Maybe in summary I'm less concerned about attached/detached, and more interested in whether a signature format can cover things that may happen in Wasm specific use-cases that make it different than signing any "blob". Can signatures cover optional custom sections? Can users optionally trust those? But those may be too complicated right now.

[andrejusc]

How about introducing manifest definition into module to suite this proposal? If some provider/producer is capable to fill it - then it could be parsed/verified on the hosting side. As if WASM module is the unit of deployment - that then should be self-consistent to guarantee it's own integrity.
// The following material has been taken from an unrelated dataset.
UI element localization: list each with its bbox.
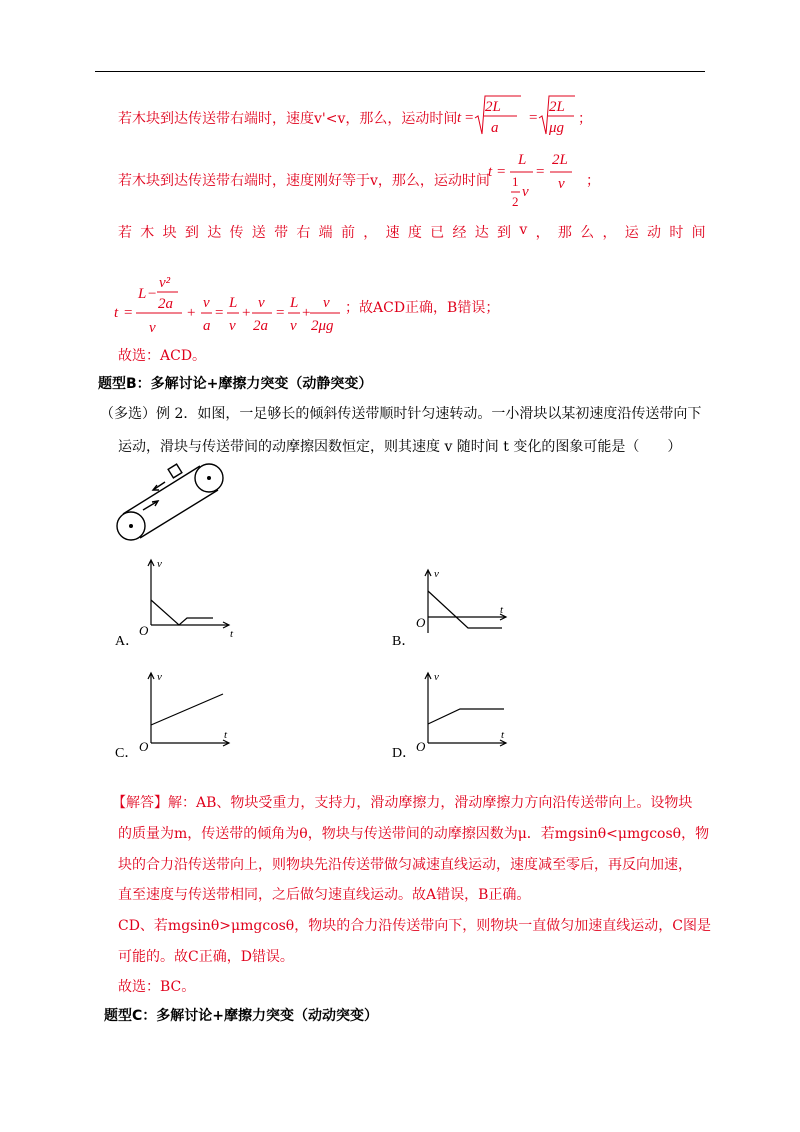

And if that is not present within module - then some parametrization on host side could introduce then detached signatures handling.

Not sure where discussion stands at the moment as last comment was almost 2 years ago. But seeing more and more usage of WASM technology these days - this proposal I think is important to implement in some common way.

[dtig]

This was discussed at one of the previous meetings, and there was some interest in finding/documenting a common solution. More about that can be found in this document. However, I'm not aware of the current status, or the usage of the digital signature format that is documented.

[jedisct1]

There's a full implementation of this proposal (both a CLI and a library): https://github.com/wasm-signatures/wasmsign2

I heard the Wasmedge folks are also working on adding support for it.

[andrejusc]

@jedisct1 - thank you for pointer on one of current implementations, wasn't aware it's up to date. But obviously support within Wasmedge would be great as well.

[jedisct1]

wasmsign2 has multiple implementations that can be useful as reference code.

In particular, the simple one verifies the entire module. It's a subset of what the format supports, but can be enough for your needs, and is very easy to implement.